Vu le film Les Evadés de la Planète des Singes de Don Taylor(1971) avec Kim Hunter Roddy McDowall Natalie Trundy Eric Braeden Sal Minéo Bradford Dillman William Windom Ricardo Montalban
Cornélius et Zira parviennent à retourner vers le passé, et débarquent au 20e siècle à Los Angeles.
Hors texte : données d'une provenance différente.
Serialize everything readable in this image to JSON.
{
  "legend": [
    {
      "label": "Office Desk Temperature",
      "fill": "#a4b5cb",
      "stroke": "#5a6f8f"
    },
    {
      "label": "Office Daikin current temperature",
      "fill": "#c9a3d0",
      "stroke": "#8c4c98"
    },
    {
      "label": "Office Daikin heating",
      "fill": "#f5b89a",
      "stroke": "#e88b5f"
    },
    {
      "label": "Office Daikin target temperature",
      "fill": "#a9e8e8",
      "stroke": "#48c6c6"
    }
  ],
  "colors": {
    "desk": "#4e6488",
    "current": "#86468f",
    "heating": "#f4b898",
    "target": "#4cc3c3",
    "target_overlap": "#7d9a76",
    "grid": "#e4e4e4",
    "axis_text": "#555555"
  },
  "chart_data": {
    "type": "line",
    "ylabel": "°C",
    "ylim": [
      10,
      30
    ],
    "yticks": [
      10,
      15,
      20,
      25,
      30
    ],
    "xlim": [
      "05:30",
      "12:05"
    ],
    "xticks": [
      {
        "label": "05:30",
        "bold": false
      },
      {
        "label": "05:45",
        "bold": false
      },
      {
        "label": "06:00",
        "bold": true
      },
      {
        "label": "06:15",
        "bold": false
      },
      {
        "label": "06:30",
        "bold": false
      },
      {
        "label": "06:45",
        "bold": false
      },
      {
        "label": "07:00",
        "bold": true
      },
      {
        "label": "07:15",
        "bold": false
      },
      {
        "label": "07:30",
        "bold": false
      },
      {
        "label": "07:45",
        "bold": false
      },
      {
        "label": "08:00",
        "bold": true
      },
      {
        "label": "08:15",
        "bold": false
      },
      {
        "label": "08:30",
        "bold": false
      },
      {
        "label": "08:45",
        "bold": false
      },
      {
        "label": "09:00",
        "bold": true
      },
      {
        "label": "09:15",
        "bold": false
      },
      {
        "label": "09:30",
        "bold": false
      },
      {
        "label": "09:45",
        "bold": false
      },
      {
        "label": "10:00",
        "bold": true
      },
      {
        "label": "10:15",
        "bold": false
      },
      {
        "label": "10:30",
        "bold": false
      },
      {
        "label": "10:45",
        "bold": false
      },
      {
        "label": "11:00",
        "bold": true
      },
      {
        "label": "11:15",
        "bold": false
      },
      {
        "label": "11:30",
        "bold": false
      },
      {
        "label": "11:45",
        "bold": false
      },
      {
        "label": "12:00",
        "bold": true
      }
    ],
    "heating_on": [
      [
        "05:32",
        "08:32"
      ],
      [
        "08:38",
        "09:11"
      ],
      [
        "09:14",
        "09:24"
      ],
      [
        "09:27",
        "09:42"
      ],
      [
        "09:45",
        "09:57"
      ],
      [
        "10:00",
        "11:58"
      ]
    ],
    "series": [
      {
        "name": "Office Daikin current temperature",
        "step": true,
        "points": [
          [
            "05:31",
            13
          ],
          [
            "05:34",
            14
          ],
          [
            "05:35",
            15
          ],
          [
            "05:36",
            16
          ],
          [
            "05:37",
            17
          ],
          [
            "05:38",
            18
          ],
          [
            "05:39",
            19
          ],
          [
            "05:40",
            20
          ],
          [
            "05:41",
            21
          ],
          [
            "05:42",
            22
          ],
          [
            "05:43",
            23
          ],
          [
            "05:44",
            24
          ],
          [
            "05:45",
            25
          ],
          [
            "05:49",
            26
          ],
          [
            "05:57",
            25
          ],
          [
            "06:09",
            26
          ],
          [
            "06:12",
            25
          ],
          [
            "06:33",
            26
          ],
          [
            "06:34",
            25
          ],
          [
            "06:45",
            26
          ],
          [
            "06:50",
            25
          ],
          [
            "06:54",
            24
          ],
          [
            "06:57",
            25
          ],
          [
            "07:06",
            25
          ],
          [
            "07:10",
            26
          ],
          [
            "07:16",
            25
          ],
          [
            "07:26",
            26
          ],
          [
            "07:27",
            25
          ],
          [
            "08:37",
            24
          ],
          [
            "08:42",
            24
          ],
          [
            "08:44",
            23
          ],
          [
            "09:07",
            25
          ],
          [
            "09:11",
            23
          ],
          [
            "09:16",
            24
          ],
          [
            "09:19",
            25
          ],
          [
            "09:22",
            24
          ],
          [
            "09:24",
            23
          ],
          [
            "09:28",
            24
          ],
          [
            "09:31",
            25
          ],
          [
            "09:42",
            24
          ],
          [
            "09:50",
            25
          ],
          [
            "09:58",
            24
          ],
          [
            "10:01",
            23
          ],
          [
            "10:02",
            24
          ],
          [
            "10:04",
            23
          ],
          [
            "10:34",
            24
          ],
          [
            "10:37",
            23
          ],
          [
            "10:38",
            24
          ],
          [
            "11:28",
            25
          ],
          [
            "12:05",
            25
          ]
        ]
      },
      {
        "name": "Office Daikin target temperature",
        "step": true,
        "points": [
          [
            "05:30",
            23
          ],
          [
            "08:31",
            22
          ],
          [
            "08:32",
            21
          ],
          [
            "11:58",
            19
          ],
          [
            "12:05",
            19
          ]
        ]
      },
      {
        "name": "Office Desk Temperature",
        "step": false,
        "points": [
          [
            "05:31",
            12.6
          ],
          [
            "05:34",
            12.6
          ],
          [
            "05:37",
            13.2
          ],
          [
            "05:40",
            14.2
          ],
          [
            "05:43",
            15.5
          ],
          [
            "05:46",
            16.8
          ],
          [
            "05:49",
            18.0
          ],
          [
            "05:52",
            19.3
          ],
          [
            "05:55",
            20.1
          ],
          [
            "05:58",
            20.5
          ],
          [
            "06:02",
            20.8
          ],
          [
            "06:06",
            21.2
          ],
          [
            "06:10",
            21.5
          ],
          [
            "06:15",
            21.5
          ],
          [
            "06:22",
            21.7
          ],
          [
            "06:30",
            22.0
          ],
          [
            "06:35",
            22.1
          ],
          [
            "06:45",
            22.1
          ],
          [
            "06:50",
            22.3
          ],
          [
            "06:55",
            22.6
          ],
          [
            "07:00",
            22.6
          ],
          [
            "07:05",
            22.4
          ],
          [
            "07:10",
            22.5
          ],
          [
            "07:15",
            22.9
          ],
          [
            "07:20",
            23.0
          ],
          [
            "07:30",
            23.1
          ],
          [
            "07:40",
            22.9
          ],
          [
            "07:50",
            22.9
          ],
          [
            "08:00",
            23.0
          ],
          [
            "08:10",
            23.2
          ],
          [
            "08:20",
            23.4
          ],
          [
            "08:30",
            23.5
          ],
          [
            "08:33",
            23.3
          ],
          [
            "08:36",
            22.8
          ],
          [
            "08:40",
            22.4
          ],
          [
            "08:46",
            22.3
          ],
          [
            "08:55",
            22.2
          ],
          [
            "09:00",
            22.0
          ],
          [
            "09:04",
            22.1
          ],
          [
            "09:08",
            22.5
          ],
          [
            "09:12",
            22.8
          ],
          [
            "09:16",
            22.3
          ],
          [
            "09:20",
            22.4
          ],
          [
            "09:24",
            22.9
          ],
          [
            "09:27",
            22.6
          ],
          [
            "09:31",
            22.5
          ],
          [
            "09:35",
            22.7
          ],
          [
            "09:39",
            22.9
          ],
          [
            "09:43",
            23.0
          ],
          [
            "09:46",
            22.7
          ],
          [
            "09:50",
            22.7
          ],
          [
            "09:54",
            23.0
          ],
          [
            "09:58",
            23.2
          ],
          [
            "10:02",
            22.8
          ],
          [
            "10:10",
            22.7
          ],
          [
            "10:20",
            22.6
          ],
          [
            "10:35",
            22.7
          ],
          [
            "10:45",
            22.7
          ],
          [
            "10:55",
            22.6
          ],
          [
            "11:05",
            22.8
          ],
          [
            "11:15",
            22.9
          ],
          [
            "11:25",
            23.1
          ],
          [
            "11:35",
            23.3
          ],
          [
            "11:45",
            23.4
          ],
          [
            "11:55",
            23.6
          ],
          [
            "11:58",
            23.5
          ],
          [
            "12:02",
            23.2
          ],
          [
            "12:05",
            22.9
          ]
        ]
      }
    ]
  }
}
Ils y subissent les mêmes tourments que Taylor sur la planète des singes, et découvrent petit à petit quels événements conduiront à la fin de la civilisation humaine et à la domination simienne
Troisième volet de la célèbre saga initiée par La Planète des singes (1968), Les Évadés de la planète des singes (Escape from the Planet of the Apes) opère un retournement narratif audacieux : après deux épisodes se déroulant dans un futur dystopique dominé par les singes, le film inverse le regard et propulse ses protagonistes simiens dans le passé, autrement dit dans notre présent… ou plutôt dans l’Amérique des années 1970. Cette inversion temporelle permet non seulement de renouveler le concept de la série, mais surtout d’approfondir le message politique et moral de la saga, en questionnant frontalement les notions de peur de l’autre, de préjugés, et de responsabilité historique.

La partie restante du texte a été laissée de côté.